My Main Street In Autumn   Leave a comment

P1180035-1stedit-upload Autumn’s the mellow time. – William Allingham

By all these lovely tokens September days are here, With summer’s best of weather And autumn’s best of cheer. – Helen Hunt Jackson

“Fall has always been my favorite season. The time when everything bursts with its last beauty, as if nature had been saving up all year for the grand finale.”
― Lauren DeStefano, Wither

“Autumn…the year’s last, loveliest smile.” – [Indian Summer]” ― William Cullen Bryant

“Sometimes I do get to places just when God’s ready to have somebody click the shutter.”
― Ansel Adams

I am no Ansel Adams nor would I wish to be. I am me, full of fears, insecurities, what-if’s and doubts. I am also me, full of hope, happiness, optimism, why-not’s and excitement. As Popeye said, “I yam what I yam, and that’s all what I yam.” Yet I do feel the awe, the feeling of beauty, the knowledge that now and then I’m somewhere “just when God’s ready to have somebody click the shutter.”

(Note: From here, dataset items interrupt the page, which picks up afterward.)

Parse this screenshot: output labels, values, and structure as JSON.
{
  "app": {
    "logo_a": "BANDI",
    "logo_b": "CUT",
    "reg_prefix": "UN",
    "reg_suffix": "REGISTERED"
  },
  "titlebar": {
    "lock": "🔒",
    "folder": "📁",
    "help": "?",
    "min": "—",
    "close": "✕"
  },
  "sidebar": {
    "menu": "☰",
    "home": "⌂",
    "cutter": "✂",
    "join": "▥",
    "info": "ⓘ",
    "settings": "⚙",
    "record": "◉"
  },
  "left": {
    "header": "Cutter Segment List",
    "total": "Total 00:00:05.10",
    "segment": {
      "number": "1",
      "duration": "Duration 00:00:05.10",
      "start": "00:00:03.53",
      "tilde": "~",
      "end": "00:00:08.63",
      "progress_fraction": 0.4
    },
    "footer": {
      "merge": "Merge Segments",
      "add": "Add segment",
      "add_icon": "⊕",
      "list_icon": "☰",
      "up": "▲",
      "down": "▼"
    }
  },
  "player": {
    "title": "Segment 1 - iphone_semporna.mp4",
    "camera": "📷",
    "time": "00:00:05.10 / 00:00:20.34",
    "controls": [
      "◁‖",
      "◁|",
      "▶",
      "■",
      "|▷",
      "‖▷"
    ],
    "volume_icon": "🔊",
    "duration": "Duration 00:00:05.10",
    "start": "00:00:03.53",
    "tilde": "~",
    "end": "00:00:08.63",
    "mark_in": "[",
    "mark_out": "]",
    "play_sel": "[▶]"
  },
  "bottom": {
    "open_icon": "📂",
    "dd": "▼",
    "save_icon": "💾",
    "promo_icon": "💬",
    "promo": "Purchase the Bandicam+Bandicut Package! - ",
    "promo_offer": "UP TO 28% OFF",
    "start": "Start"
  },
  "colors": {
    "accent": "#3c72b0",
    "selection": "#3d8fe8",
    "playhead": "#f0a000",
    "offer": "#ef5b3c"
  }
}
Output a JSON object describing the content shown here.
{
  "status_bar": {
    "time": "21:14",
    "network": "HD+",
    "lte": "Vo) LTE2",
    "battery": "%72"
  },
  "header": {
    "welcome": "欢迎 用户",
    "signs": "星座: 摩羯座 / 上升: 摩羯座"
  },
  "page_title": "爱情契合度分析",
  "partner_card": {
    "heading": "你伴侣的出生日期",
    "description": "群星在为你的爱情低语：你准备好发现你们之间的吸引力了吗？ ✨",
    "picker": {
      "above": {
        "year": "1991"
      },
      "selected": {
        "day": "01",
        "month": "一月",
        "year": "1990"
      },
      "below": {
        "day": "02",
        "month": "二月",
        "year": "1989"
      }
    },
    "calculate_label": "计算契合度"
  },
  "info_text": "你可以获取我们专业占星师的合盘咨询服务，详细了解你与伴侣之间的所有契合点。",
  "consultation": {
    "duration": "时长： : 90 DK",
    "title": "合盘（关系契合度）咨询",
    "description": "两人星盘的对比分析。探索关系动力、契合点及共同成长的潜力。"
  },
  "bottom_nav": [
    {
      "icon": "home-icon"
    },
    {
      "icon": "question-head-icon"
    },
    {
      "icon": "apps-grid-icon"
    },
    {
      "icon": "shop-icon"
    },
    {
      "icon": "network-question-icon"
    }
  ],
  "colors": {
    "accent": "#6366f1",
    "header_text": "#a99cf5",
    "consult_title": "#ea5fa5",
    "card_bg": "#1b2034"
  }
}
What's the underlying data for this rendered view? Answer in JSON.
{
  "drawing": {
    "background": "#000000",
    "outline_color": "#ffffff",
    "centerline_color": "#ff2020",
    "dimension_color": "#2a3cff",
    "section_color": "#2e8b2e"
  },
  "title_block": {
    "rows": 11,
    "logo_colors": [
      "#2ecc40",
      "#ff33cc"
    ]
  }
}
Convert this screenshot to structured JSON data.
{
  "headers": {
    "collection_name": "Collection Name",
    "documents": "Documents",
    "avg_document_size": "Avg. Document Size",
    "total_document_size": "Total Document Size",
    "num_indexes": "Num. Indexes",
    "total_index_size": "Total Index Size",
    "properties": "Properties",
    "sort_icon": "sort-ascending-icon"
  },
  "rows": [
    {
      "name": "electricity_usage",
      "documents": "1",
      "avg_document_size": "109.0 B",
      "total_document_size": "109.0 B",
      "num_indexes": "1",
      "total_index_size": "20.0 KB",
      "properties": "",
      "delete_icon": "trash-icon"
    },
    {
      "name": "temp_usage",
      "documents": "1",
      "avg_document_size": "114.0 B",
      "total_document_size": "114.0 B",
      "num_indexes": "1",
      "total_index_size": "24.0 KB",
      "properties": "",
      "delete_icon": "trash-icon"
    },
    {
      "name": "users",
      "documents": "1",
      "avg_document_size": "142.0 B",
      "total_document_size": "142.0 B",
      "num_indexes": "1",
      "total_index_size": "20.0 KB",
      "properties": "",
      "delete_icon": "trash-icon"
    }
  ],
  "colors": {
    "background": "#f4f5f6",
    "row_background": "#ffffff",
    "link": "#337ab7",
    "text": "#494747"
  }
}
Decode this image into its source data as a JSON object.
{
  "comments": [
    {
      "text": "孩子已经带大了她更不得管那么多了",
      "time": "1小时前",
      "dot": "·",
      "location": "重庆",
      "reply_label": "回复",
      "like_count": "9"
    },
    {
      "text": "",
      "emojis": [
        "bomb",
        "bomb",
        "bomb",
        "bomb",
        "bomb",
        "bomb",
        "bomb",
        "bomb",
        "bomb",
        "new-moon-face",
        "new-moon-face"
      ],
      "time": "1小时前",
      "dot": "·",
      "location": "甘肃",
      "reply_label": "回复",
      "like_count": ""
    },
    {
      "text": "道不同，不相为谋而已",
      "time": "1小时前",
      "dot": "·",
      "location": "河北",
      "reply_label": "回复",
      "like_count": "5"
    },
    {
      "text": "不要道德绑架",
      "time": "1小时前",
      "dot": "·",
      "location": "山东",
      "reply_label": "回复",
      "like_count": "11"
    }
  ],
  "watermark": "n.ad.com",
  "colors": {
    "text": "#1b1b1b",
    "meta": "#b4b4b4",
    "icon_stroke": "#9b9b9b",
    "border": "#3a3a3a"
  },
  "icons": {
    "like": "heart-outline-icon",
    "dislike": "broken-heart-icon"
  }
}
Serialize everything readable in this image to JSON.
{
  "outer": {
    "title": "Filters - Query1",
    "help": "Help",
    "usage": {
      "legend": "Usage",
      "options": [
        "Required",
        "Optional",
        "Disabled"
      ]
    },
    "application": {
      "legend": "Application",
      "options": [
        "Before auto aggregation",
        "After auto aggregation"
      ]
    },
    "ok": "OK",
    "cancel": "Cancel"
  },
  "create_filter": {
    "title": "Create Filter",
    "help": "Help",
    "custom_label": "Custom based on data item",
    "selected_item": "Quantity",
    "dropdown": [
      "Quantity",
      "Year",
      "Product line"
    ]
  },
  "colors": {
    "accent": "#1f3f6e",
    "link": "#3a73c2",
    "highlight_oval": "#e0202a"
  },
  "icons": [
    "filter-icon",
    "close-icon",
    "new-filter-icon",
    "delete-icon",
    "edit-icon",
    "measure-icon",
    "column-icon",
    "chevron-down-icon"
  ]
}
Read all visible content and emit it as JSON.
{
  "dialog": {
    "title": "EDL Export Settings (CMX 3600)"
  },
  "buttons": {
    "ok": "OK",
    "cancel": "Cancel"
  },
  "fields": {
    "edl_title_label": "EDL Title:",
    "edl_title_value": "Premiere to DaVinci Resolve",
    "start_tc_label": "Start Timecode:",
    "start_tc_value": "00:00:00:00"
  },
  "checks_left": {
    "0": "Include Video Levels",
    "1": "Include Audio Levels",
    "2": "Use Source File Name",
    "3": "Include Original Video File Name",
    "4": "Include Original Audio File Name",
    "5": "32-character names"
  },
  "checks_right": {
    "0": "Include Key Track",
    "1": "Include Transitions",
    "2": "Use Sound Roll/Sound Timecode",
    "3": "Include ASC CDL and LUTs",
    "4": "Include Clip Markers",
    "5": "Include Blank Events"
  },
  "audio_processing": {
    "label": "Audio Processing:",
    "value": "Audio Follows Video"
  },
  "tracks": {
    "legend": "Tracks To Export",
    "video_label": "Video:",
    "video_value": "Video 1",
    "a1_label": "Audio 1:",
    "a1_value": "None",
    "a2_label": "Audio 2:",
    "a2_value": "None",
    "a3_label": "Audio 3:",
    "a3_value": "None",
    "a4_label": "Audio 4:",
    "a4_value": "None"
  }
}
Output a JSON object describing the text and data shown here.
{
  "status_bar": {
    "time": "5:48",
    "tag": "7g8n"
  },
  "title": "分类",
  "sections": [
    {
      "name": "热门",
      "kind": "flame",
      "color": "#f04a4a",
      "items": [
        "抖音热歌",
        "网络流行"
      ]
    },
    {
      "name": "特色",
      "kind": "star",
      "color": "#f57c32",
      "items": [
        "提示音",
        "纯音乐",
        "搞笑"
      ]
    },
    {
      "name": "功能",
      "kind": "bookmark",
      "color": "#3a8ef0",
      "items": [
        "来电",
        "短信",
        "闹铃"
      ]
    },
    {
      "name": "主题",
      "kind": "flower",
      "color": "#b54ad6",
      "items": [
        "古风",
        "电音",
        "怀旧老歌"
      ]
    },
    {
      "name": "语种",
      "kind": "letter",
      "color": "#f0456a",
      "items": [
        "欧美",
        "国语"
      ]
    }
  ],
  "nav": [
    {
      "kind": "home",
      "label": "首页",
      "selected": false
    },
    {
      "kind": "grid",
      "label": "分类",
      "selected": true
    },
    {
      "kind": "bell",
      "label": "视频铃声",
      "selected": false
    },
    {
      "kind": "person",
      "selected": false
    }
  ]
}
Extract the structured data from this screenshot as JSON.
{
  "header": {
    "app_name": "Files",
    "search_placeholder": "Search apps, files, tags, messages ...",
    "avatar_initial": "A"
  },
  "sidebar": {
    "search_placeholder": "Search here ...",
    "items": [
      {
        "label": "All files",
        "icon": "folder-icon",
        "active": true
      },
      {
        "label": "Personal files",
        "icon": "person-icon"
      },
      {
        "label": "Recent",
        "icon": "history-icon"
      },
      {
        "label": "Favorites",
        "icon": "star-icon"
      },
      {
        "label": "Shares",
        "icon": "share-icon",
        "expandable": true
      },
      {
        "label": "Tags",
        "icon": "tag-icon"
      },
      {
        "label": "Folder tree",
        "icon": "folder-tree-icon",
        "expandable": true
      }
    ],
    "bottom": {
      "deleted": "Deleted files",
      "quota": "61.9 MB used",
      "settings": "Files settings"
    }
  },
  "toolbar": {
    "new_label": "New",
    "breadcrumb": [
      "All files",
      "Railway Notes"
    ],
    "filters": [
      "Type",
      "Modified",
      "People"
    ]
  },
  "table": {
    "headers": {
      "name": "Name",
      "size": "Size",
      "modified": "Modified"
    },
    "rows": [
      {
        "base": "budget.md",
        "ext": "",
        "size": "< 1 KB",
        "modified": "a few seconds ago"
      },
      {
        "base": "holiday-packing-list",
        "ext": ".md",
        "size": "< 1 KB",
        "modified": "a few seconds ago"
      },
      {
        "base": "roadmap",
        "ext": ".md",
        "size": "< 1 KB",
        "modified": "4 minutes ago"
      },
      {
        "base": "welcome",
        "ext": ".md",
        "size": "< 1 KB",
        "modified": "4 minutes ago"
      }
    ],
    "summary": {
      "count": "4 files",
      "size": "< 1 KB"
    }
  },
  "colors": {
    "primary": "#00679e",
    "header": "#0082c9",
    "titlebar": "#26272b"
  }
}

I am a lucky man. I get to live in the woods, near a couple of little lakes in West Michigan. I get to see the seasons as they change, each one with its special touch to the landscape. I get to sit at my computer and look out the kitchen window into the depth of the woods each day. And I get to make photographs.

I do not propose that all the images I make are works of art. I do not know that even one out of a thousand images will adequately express what I want the viewer to see, to feel, to enjoy. But, I keep on making photographs. I keep on trying to express the beauty of my landscape to others. And sometimes, yes sometimes, I succeed.